ESCLUSIVA DNP – Boattin: “Un 2016 da incorniciare, a Verona grandi ambizioni. Il campionato? I conti si fanno alla fine”

Si avvicina a grandi passi il ritorno del campionato, con un’eredità più o meno positiva lasciata da un 2016 ormai lasciato alle spalle. Tante le aspettative e tanti gli obiettivi per il nuovo anno che ormai è iniziato, sul campo e non solo. In esclusiva, la redazione di Donnenelpallone.com ha avuto il piacere di contattare Lisa Boattin, giovane difensore in forza al Verona, che a nemmeno 20 anni ha già calcato palcoscenici importanti disputando la Champions League ma anche competizioni internazionali come il Mondiale in Costa Rica, e ha recentemente partecipato con la Nazionale maggiore all’impegno brasiliano di Manaus concluso prima della fine di dicembre. Con lei abbiamo stilato un bilancio della stagione e delle ambizioni e dei sogni che insegue.
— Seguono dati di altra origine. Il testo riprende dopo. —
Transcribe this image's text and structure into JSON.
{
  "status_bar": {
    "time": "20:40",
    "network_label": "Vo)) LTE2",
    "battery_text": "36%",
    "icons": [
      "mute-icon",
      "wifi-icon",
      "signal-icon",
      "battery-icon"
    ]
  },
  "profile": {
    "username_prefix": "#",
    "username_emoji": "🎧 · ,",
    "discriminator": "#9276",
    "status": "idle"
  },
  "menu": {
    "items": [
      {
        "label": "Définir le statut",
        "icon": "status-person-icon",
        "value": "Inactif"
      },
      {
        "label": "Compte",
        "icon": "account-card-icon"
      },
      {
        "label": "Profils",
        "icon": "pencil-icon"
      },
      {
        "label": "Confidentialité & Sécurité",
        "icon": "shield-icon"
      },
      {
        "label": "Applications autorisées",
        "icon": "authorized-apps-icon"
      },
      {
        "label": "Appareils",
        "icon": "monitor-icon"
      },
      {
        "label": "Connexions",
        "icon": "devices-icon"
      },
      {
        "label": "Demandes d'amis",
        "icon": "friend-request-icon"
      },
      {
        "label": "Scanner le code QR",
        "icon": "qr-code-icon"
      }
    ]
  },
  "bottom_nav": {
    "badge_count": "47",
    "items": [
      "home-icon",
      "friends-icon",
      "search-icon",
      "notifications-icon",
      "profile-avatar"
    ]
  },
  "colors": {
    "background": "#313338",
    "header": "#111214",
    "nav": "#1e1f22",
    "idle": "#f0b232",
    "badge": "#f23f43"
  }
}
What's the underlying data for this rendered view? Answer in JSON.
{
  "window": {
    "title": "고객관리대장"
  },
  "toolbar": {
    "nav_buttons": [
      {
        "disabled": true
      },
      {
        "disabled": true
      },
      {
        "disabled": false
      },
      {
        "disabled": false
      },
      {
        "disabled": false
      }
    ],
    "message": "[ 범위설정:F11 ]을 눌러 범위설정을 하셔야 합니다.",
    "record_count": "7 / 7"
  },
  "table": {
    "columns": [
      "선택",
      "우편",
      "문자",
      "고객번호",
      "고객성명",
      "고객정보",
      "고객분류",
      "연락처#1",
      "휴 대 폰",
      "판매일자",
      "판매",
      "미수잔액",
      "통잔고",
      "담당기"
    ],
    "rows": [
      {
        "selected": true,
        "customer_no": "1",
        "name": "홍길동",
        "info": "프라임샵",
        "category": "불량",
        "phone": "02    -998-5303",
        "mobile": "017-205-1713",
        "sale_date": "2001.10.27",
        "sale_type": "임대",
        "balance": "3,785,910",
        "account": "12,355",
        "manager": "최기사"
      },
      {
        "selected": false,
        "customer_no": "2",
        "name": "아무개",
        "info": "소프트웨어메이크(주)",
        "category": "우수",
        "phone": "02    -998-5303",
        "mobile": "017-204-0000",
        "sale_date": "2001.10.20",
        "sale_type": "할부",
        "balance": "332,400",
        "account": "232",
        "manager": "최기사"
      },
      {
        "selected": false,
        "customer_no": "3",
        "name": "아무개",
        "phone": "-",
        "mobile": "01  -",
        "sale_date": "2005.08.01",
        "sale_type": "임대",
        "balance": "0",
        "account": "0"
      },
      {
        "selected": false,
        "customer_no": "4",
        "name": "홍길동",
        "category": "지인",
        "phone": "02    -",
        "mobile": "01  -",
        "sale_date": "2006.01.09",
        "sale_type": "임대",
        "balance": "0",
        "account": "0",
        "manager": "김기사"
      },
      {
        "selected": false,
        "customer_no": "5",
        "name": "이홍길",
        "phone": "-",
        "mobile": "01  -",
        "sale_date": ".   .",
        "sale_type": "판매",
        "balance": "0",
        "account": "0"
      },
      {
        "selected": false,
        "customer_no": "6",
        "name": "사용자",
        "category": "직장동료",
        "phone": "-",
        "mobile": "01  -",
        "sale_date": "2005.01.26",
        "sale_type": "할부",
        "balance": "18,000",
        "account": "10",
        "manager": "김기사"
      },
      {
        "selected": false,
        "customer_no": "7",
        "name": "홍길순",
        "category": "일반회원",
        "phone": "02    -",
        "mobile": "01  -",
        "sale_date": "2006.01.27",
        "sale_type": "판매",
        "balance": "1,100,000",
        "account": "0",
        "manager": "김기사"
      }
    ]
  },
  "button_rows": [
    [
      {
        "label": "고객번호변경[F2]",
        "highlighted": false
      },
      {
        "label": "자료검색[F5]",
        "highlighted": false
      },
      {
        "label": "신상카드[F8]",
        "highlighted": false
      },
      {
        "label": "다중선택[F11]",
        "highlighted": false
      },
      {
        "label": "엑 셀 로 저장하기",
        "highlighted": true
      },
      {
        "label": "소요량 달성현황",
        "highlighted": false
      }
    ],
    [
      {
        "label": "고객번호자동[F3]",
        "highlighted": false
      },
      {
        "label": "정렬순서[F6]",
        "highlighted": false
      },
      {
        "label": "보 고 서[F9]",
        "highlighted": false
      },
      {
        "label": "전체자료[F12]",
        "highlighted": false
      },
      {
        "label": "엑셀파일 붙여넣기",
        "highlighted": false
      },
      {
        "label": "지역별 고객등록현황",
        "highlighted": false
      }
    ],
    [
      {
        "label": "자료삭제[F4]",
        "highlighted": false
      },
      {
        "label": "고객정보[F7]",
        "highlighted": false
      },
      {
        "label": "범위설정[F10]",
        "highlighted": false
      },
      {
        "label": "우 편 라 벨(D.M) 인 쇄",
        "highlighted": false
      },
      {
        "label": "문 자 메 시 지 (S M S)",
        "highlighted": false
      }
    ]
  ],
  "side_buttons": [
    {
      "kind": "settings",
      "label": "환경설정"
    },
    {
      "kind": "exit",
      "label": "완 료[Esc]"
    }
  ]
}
Siamo appena entrati nel 2017: innanzitutto cosa ti aspetti dall’anno nuovo e che 2016 è stato quello passato? Dovessi dare un voto che giudizio daresti?

Con l’anno nuovo spero che arrivino nuove opportunità e di fare la scelta migliore. Mi auguro di finire nel migliore dei modi il campionato a Verona per togliermi altre soddisfazioni. Il 2016 sarà sempre un anno importante perché ho fatto parte dello storico triplete del Brescia, un anno da incorniciare. Il voto che darei è 7“.

Dopo due stagioni al Brescia sei passata al Verona: cosa ti ha convinto a cambiare maglia? 

Ho deciso di cambiare maglia perché avevo bisogno di nuovi stimoli e avevo la voglia di rimettermi in gioco per togliermi altre soddisfazioni. Ho scelto Verona perché mi ha incuriosito il progetto che mi hanno presentato. È una società sempre con molte ambizioni, quindi ho deciso di ripartire da qui“.

Quest’anno già due sfide contro la tua ex squadra e purtroppo sono arrivate due sconfitte: Dove può arrivare il Verona? Per la lotta Scudetto secondo te è già finita o la Fiorentina può fare dei passi falsi?

Noi continuiamo a lavorare e cerchiamo di migliorare partita dopo partita, i conti li faremo a fine campionato. Il bello del calcio è che niente è dato per scontato, la Fiorentina è un’ottima squadra ma tutti possono fare passi falsi“.

In questi anni ti sei confrontata anche con il palcoscenico della Champions: cosa si prova a giocare in Europa a nemmeno 20 anni? E quel gol contro il Fortuna con la maglia del Brescia resterà sicuramente indimenticato…

La Champions ti regala un mix di emozioni incredibili, auguro a ogni calciatrice la possibilità di poterla giocare. Ha un sapore diverso da tutte le altre competizioni, è un momento magico. Il gol è stato qualcosa di indescrivibile, sono sensazioni difficili da poter spiegare. Ha rappresentato il passaggio del turno e ha incorniciato la splendida stagione del Brescia“.

Venendo alla Nazionale: sei già riuscita a toglierti diverse soddisfazioni, arrivando nella Selezione maggiore giovanissima. Dopo il secondo posto di Manaus, ti senti pronta per l’Italia? Cosa significa per te indossare la maglia azzurra?

La maglia azzurra è il sogno di ogni calciatrice. Per me rappresenta tutti i miei sacrifici e dei miei genitori fatti per me. È uno stimolo per continuare a lavorare e migliorare per poter continuare ad indossarla. Non è facile farsi trovare pronte per delle competizioni così importanti, ma sicuramente se il CT mi prenderà in considerazione mi farò trovare nella migliore condizione fisica“.

In conclusione, prima di salutarti e ringraziarti, ti chiedo se hai un calciatore o una calciatrice cui ti ispiri nella tua carriera. 

Non ho un calciatore o una calciatrice in particolare. Ho avuto la fortuna di poter lavorare con Rita Guarino – il CT della Nazionale Under 17 n.d.r. – e la ammiro molto, soprattutto come persona. Lei mi ha insegnato molto. Purtroppo però non ho avuto la fortuna di poterla vedere giocare“.